Nicky Silvers "Die Altruisten" in der Studiobühne des Maxim Gorki Theaters

Altruimus ist, wenn ein Mensch das Glück von anderen über seine persönlichen Interessen stellt, "die dem Egoismus entgegengesetzte sittliche Einstellung, für andere zu leben", sagt der Brockhaus, obwohl man nie einen Text so anfangen soll. Ist aber besser für die Bildung. Altruisten sind demzufolge Menschen, die die Welt retten wollen im Stillen, die dem Rest der Menschheit nur das erdenklich Beste angedeihen lassen wollen. Wahrhafte Revolutionäre wären wohl auch als Altruisten zu bezeichnen. Wie der Herr heißt, darf sich jeder aussuchen. "Altruisten" ist auch das jüngst im Maxim Gorki Theater erstaufgeführte Stück von Nicky Silver, dem wir schon "Fette Männer im Rock" verdanken.

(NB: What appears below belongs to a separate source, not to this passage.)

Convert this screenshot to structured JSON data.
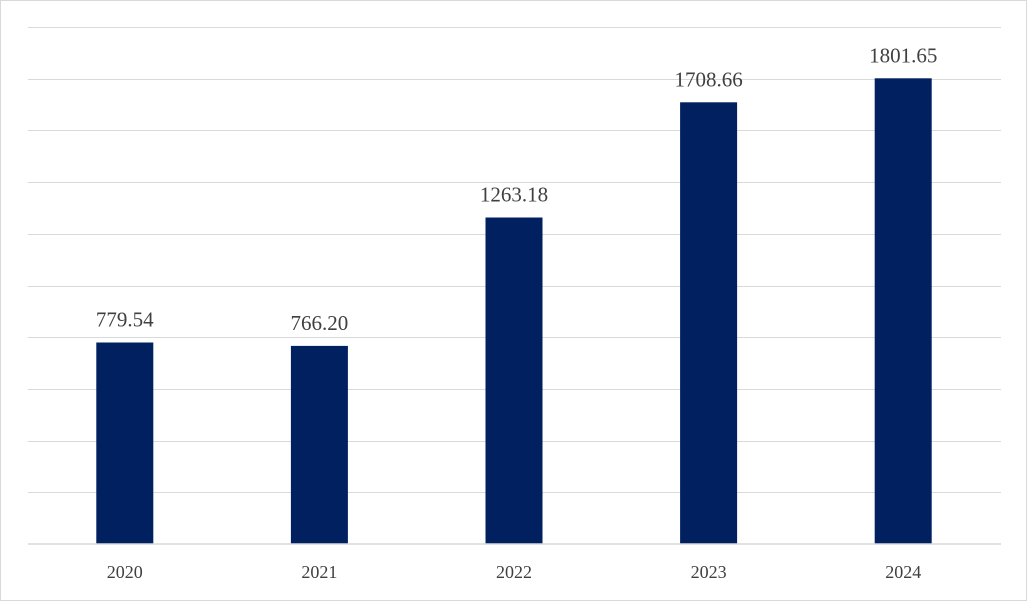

In "Altruisten" geht es nun wie immer im Theater um Sex und Crime und Intrigen; und zwar bei dieser ganz besonderen Spezies Mensch.

Sex: Die Seifenoperdarstellerin Cibyll lebt mit dem Berufsstraßenkämpfer Ethan zusammen und hält nebenbei noch seine diebischen Freunde aus, die gerne in ihrer Wohnung abhängen und sich im Dienste der Weltrevolution besaufen und mit Drogen aller Art vollstopfen. Ihr Bruder ist Sozialarbeiter und hat gerade einen drogensüchtigen Stricher aufgegabelt, in den er sich hemmungslos verliebt und der bei ihm bleiben soll. Außerdem ist er der Betreuer der Demostrationsjüngergang.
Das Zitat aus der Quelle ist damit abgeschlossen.